I understand the need of compliance to enhance food security for developing countries; after all they have weakened themselves so much with all their hygiene rules and regulations that many of them can’t stand our normal African food.

But it remains a fact that all these compliance rules are slowing our developing countries’ growth and development.

As I earlier wrote when these European economies laid the foundation of their wealth and later economic growth nobody “disturbed” them about safety on the work floor, child labor, minimum wage, access for disabled people, equal pay, pollution prevention, road safety etc, etc.

When all of today’s economic giants were developing, compliance rules didn’t exit and nobody was trying to enforce anything other than a quality product.

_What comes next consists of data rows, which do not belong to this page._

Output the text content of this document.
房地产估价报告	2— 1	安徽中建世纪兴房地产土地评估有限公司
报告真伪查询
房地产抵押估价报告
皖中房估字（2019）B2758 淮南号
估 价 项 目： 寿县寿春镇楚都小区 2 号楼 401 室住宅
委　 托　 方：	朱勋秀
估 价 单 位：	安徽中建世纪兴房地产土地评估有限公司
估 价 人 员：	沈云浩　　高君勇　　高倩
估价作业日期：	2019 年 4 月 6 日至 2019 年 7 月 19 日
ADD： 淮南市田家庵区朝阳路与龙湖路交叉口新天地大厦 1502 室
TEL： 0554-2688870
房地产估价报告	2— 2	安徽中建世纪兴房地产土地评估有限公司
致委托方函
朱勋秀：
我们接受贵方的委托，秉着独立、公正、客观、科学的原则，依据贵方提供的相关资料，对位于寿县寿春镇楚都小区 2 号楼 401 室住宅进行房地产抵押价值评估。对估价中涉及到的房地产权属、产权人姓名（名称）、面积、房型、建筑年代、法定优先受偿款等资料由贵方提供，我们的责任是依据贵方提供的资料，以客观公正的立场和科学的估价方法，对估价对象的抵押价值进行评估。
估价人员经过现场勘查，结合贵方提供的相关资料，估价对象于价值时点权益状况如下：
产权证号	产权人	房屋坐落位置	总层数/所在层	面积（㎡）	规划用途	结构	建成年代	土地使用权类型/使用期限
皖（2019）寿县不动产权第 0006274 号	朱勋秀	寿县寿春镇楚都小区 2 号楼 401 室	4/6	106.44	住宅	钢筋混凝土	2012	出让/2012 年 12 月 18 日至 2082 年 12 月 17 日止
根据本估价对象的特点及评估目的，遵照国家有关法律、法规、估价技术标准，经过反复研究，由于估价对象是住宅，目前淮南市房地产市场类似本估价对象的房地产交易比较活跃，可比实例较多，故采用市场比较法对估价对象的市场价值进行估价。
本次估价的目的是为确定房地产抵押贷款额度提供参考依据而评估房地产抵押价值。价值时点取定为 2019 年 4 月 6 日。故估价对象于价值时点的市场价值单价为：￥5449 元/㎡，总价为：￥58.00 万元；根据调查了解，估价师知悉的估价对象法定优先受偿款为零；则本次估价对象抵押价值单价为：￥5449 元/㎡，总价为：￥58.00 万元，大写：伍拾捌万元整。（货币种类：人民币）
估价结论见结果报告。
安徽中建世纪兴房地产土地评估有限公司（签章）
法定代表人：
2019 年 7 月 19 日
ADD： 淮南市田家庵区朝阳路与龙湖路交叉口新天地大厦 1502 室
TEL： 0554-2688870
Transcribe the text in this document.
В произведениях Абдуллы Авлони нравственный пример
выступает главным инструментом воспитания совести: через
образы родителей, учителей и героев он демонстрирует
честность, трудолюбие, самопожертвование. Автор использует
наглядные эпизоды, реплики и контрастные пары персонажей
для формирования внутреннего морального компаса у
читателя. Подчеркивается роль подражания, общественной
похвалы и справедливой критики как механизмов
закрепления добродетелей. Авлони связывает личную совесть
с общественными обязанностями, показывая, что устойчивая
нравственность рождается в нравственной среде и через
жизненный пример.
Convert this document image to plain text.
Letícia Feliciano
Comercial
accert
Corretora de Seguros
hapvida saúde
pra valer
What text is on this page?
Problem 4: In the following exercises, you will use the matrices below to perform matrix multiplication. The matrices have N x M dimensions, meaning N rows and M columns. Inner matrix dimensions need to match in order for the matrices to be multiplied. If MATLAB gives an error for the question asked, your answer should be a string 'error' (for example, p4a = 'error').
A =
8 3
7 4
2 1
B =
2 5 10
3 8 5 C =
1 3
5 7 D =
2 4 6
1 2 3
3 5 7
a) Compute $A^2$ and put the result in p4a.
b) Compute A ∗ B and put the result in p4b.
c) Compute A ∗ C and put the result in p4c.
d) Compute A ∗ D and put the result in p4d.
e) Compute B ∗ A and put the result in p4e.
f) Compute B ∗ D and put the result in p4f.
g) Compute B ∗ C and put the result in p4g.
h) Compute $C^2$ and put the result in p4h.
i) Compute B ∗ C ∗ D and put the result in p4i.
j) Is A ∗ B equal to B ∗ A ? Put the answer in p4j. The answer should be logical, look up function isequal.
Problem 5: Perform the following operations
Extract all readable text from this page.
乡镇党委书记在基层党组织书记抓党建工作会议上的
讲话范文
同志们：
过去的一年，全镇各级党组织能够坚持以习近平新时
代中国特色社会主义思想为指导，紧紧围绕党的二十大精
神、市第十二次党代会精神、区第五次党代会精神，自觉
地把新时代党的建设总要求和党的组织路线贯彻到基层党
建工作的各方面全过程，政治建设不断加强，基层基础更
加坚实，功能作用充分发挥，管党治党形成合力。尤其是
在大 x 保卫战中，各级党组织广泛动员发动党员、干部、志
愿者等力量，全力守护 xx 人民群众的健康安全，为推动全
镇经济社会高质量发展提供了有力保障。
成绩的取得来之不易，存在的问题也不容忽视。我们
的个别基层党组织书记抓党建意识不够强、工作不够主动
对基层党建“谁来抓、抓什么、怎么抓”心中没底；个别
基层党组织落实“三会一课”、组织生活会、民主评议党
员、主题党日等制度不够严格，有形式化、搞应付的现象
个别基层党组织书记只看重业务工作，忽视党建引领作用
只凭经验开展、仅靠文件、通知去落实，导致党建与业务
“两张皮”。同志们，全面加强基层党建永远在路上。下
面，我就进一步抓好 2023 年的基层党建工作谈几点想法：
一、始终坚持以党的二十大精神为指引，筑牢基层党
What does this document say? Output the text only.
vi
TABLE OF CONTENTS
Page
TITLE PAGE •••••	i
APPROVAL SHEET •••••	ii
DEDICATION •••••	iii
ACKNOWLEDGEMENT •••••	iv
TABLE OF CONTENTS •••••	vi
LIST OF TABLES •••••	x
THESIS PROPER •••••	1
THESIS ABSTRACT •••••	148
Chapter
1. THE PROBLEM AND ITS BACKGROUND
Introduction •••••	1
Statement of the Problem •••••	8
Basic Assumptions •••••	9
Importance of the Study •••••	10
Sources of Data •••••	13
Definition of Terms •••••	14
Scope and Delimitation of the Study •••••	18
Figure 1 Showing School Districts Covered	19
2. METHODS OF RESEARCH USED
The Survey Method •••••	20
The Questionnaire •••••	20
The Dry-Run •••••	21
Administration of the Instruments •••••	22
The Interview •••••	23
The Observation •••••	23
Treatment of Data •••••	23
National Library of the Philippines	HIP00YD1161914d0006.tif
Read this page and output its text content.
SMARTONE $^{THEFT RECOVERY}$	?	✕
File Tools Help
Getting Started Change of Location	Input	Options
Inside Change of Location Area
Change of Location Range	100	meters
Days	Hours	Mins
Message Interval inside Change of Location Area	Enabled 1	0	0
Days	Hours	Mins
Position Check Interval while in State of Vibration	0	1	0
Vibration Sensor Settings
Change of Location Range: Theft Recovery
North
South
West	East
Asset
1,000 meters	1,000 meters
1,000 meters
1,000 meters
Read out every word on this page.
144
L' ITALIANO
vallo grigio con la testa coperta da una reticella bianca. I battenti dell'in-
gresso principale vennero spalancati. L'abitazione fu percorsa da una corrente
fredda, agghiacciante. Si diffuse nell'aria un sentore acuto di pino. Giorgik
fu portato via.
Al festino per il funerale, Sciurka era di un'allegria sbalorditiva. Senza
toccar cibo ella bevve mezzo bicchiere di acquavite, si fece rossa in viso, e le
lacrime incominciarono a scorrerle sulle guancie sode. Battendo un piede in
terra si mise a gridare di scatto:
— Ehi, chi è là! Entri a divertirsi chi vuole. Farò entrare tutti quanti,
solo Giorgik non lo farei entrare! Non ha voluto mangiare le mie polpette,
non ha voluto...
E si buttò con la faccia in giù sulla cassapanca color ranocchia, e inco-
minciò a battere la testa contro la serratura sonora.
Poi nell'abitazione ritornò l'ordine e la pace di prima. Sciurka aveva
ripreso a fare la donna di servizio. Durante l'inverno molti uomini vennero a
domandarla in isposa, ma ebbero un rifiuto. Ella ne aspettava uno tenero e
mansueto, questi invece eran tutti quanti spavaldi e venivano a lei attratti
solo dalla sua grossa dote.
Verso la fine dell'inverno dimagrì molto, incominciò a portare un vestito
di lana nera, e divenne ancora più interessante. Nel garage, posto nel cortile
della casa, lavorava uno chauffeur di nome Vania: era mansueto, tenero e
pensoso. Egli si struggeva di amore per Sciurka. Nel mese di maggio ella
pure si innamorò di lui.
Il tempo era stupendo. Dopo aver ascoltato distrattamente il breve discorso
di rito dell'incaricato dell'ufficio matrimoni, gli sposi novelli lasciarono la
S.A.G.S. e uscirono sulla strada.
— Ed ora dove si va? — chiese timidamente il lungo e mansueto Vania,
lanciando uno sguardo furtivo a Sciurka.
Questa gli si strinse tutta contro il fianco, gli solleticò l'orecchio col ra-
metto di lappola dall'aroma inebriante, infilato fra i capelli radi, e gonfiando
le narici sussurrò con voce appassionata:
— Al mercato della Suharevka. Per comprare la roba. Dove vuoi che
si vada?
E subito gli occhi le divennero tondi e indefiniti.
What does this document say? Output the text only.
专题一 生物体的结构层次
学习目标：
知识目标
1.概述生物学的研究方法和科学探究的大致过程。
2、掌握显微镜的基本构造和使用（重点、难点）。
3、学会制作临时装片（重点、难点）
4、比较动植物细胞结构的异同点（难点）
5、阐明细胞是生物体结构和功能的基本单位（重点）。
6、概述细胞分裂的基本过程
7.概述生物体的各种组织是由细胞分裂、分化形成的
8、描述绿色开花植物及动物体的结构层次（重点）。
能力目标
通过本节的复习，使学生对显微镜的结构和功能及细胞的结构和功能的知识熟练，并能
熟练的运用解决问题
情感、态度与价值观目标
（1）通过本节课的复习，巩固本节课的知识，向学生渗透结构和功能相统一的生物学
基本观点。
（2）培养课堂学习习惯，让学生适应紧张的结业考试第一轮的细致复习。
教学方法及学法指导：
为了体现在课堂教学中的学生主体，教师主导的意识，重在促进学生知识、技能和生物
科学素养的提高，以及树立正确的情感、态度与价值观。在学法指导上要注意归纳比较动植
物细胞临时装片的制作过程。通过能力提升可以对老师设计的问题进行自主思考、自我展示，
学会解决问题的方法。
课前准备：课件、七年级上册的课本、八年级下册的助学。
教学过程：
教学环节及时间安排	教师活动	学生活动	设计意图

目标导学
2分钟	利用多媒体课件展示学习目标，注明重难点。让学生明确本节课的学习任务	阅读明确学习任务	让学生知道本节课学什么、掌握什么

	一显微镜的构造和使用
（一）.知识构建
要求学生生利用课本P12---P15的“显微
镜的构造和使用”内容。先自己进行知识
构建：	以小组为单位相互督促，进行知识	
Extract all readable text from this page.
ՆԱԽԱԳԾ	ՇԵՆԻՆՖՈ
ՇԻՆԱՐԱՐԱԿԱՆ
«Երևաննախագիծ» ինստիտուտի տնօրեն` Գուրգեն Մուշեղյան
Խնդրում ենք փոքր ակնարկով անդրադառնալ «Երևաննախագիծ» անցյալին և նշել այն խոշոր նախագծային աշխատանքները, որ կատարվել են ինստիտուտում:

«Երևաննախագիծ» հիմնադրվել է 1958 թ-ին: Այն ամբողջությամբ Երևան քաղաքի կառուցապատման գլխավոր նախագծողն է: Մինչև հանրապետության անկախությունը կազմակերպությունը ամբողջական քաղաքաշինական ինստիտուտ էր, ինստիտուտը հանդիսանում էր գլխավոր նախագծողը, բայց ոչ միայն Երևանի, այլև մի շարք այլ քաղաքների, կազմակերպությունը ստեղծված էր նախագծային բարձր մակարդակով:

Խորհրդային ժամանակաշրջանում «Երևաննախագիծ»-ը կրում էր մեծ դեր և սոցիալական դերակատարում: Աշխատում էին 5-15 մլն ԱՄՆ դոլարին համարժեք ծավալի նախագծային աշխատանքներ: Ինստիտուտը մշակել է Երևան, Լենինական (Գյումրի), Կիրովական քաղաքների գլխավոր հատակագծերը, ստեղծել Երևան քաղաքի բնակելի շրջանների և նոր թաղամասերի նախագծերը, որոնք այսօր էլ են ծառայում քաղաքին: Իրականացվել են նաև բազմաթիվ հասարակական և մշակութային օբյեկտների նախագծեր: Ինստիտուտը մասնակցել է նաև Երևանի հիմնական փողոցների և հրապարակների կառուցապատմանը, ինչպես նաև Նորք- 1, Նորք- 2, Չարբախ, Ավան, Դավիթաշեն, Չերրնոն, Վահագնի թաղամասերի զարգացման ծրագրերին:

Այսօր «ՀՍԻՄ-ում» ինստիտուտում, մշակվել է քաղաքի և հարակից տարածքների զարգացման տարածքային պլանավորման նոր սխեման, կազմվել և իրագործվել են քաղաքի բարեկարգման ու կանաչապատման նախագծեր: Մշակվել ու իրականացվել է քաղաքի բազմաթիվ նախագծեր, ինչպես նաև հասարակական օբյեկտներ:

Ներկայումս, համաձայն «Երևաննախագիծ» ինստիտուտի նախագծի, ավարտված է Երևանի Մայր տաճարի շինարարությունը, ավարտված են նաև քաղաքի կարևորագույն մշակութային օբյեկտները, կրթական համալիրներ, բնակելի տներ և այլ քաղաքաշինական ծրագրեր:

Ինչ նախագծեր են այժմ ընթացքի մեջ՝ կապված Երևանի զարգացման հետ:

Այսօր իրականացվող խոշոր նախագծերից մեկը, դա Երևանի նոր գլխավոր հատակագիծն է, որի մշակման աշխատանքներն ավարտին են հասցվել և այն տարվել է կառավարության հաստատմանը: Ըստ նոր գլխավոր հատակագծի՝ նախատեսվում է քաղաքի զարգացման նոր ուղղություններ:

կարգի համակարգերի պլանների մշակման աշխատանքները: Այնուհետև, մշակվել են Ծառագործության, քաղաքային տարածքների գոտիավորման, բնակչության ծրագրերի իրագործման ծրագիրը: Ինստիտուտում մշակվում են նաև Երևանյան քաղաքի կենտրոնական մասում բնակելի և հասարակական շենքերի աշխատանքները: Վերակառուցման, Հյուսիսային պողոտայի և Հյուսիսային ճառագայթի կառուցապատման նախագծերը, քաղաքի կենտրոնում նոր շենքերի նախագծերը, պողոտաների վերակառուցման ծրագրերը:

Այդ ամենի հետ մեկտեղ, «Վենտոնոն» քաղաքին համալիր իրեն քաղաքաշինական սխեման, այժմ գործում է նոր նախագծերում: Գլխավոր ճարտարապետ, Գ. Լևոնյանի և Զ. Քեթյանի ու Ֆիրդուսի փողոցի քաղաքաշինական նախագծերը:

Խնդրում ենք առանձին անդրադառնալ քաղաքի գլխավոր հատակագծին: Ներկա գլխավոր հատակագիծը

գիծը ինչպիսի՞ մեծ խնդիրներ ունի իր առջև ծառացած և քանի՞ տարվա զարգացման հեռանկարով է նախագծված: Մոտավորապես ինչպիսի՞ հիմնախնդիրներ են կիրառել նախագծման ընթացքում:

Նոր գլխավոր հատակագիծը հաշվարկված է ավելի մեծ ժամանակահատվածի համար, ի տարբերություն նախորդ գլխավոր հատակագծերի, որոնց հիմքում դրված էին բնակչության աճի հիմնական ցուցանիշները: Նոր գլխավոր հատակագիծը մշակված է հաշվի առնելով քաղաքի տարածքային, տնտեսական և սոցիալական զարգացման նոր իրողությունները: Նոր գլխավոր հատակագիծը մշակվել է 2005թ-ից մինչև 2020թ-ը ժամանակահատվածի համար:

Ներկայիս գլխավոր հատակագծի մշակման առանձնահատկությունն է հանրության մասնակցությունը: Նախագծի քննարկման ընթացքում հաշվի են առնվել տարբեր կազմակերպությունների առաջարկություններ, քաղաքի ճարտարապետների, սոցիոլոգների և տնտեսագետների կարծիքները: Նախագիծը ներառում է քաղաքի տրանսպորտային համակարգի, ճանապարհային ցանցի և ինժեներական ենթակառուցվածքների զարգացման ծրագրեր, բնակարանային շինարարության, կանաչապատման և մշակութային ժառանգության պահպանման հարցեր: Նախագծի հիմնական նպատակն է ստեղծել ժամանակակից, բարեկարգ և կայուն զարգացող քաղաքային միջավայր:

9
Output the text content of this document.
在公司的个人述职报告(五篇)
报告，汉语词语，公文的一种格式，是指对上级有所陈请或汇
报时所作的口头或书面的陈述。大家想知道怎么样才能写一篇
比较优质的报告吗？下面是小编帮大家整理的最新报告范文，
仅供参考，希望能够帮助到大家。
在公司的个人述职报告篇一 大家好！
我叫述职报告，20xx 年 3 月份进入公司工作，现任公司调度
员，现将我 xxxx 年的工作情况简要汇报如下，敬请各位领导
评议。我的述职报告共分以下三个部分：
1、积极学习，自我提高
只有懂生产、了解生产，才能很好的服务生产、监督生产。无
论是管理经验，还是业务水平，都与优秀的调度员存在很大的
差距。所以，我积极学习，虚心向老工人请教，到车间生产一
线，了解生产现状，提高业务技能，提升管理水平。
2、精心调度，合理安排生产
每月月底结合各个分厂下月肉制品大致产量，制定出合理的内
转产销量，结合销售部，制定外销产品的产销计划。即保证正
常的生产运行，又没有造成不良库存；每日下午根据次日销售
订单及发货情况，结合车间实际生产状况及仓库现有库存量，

Today the same economic giants are asking and also trying to push Africa to contribute on tackling pollution and the world’s environment and many other things. Before you know their “advice” will also end up in compliance rules whilst most of the pollution was and still is a result of unhindered economic growth of the developed countries.

I am not saying that compliance should disappear completely, but I think that Ghana and other African nations should ask and insist on giving their economies a period of lenience on implementation of compliance rules for at least 10 years.

This will enable Ghana and Africa to grow and invest in local companies who can use that advantage to grow faster until our economies can afford to comply.

The only other solution for our future is to concentrate on South-South business development and concentrating on our African Free Trade possibilities which should allow us less or unconditional growth first and let us have the financial capacity to grow until we can afford the world's standards of compliance.